Last Tuesday, Google announced it was expanding its fledgling Ad Sitelinks beta to all advertisers whose ads meet a quality threshold. Ad Sitelinks, like its organic Sitelinks counterpart, enables advertisers to designate links to pages within their site to appear below their listing. In the paid version of the program, an advertiser can select up to 10 links, in order of preference, for Google to consider. Depending on the performance of the individual links and their relation to the searcher’s query, Google will show as many as four at a time (or as few as none), in the order it deems most effective.
Also noteworthy is that Ad Sitelinks are configured at the campaign level. While this integrates happily with AdWords conversion tracking, it may prove a bane to advertisers using non-Google keyword-level tracking.
For a Sitelinks-enabled ad to be eligible for display, it must appear as the top paid listing and already have a substantially higher click-through rate than competing ads.

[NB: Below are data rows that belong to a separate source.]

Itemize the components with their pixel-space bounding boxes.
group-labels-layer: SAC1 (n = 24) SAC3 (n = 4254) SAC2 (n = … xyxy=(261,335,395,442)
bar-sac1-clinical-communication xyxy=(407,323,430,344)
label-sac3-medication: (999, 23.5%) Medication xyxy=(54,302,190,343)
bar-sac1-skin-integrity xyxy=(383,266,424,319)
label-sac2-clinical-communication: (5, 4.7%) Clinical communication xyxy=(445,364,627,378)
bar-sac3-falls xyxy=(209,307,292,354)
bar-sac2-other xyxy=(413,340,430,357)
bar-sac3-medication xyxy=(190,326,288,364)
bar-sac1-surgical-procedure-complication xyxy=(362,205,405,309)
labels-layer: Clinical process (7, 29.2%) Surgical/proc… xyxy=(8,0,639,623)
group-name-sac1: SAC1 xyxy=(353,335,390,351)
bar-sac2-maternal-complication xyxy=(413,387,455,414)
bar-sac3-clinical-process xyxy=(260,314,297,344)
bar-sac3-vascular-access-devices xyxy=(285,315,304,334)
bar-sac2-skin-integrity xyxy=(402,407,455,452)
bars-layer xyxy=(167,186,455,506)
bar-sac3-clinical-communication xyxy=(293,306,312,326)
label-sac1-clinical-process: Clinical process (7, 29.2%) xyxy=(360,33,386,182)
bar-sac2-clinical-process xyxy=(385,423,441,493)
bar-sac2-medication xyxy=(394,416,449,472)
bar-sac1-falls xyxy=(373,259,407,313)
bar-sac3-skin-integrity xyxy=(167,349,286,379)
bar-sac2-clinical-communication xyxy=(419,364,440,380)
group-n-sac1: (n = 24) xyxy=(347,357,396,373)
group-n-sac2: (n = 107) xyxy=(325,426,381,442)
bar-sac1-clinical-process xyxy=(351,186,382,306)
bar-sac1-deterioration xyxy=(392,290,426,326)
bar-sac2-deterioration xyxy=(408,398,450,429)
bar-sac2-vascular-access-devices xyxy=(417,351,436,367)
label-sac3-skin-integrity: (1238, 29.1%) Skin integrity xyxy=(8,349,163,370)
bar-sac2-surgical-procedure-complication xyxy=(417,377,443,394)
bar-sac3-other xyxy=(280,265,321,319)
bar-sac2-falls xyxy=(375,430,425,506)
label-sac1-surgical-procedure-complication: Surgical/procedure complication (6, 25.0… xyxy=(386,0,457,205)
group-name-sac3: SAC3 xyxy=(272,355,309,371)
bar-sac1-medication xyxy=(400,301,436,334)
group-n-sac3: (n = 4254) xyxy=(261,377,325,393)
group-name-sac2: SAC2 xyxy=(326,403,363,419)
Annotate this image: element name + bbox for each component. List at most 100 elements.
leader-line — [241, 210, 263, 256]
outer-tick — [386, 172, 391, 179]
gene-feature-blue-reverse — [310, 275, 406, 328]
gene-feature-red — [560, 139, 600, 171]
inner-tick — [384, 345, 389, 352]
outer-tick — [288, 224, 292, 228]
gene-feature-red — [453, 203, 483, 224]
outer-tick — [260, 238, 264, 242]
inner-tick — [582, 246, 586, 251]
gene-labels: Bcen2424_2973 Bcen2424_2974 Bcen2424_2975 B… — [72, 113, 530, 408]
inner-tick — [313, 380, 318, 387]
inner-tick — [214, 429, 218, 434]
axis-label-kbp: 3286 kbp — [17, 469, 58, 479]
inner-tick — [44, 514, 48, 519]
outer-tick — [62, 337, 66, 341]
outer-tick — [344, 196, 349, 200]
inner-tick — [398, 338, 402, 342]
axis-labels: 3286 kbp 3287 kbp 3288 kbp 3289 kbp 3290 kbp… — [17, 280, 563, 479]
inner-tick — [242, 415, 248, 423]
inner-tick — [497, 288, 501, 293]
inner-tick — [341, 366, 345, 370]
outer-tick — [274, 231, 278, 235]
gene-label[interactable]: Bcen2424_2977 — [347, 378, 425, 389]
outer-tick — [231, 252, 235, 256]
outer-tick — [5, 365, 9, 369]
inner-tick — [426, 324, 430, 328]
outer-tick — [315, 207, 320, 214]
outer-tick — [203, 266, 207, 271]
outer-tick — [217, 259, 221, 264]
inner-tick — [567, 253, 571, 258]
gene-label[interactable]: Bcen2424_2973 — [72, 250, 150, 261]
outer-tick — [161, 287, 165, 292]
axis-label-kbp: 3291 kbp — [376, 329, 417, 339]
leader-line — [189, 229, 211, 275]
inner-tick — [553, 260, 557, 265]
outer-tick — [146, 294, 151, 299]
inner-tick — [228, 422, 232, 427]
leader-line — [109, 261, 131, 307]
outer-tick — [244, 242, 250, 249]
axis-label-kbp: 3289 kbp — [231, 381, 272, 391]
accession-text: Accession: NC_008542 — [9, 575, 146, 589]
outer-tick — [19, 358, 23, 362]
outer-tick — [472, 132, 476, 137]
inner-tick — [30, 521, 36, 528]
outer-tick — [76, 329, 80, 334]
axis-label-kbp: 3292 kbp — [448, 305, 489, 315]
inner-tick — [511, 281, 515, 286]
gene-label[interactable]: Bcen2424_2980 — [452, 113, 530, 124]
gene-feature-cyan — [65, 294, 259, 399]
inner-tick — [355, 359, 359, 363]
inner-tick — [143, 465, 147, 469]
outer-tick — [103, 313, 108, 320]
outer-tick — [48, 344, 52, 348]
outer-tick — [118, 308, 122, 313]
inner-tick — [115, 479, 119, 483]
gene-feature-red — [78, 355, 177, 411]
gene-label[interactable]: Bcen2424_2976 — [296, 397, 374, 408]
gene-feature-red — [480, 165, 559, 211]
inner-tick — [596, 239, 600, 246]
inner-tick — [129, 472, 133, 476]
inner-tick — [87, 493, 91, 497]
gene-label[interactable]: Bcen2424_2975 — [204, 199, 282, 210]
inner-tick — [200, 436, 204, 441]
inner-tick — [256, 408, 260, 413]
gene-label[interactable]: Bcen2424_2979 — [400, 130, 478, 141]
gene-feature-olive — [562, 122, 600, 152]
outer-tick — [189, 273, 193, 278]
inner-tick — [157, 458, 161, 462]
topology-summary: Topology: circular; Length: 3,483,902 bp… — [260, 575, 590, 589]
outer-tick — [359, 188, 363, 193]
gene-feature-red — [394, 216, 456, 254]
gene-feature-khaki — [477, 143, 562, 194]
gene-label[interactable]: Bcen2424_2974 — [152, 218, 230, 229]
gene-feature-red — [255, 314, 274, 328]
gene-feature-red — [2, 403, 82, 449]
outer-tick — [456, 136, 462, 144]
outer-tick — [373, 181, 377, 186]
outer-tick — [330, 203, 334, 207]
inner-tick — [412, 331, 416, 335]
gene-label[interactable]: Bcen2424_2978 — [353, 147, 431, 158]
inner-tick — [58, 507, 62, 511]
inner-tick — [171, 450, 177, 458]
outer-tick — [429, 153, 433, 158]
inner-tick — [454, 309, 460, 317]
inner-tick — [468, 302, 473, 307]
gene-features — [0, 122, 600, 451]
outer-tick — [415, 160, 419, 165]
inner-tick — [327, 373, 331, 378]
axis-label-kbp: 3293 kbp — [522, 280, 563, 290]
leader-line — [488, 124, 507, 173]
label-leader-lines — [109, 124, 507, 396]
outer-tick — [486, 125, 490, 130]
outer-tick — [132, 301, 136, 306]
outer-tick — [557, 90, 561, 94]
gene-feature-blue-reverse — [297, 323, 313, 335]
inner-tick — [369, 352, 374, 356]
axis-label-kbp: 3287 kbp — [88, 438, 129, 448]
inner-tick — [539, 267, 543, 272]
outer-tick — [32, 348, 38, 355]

In other words, expect ads for brand terms to be granted extra elbow room, but not ads for other keywords.
Advertisers who rely on brand keywords to generate a large number of conversions should embrace Ad Sitelinks as a way to differentiate their ads from their competitors’, as well as from affiliates, resellers, and research sites–the fortunate triumvirate Google allows to use competitor trademarks in its ad copy. In addition, Sitelinks offer a way to loosen the 95-character constriction of an AdWords ad, and to test multiple promotions and offers simultaneously.
But more skeptical advertisers will wonder whether Sitelinks are even necessary at all. For example, Yahoo’s policy of allowing only the holder of a trademark to bid on its brand terms–through bemoaned (in some instances, legitimately) by resellers–removes the haze created by Google’s more nuanced trademark rules. Yahoo’s reasoning is unabashedly simple: an ad for a brand’s official site is the most relevant listing for a search performed for that brand. Why can’t Google make the same assumption?
A Sitelinks product manager tells me Google saw a 20%–30% lift in click-through rate on Sitelinks-enabled ads during beta testing. Oddly, though, Google has observed few of these additional clicks occurring on the Sitelinks themselves, but instead on the ad headline. (Sitelinks clicks are reported together with clicks on the ad headline via AdWords, although I’m told this may change in the product’s future incarnations.) If more searchers are clicking on the headline of Sitelinks-enabled ads, and not on the Sitelinks themselves, what, exactly, are they responding to?
The hope is that these extra clicks are coming at the expense of competing ads, but it’s likely that many are simply shifting from an advertiser’s similar-looking organic listings. And as the number of advertisers using Ad Sitelinks grows–and thus the number of ads that appear not to be ads–so, too, will the number of awkward interactions between Google’s paid and organic listings.
Although searchers are growing savvier about which page elements are sponsored and which are not, an Internet user’s primary concern is time: a paid click is the same as a nonpaid click if it leads to the same place.
All of which causes a skeptic to wonder–perhaps, unfairly–whether Sitelinks is a proto-paid-inclusion program for brand keywords (an achievement Yahoo’s soon-to-be-extinct Search Submit Pro could never achieve). Or are Ad Sitelinks a valuable brand-protection tool, and just one more attempt by Google to keep grumpy advertisers satiated?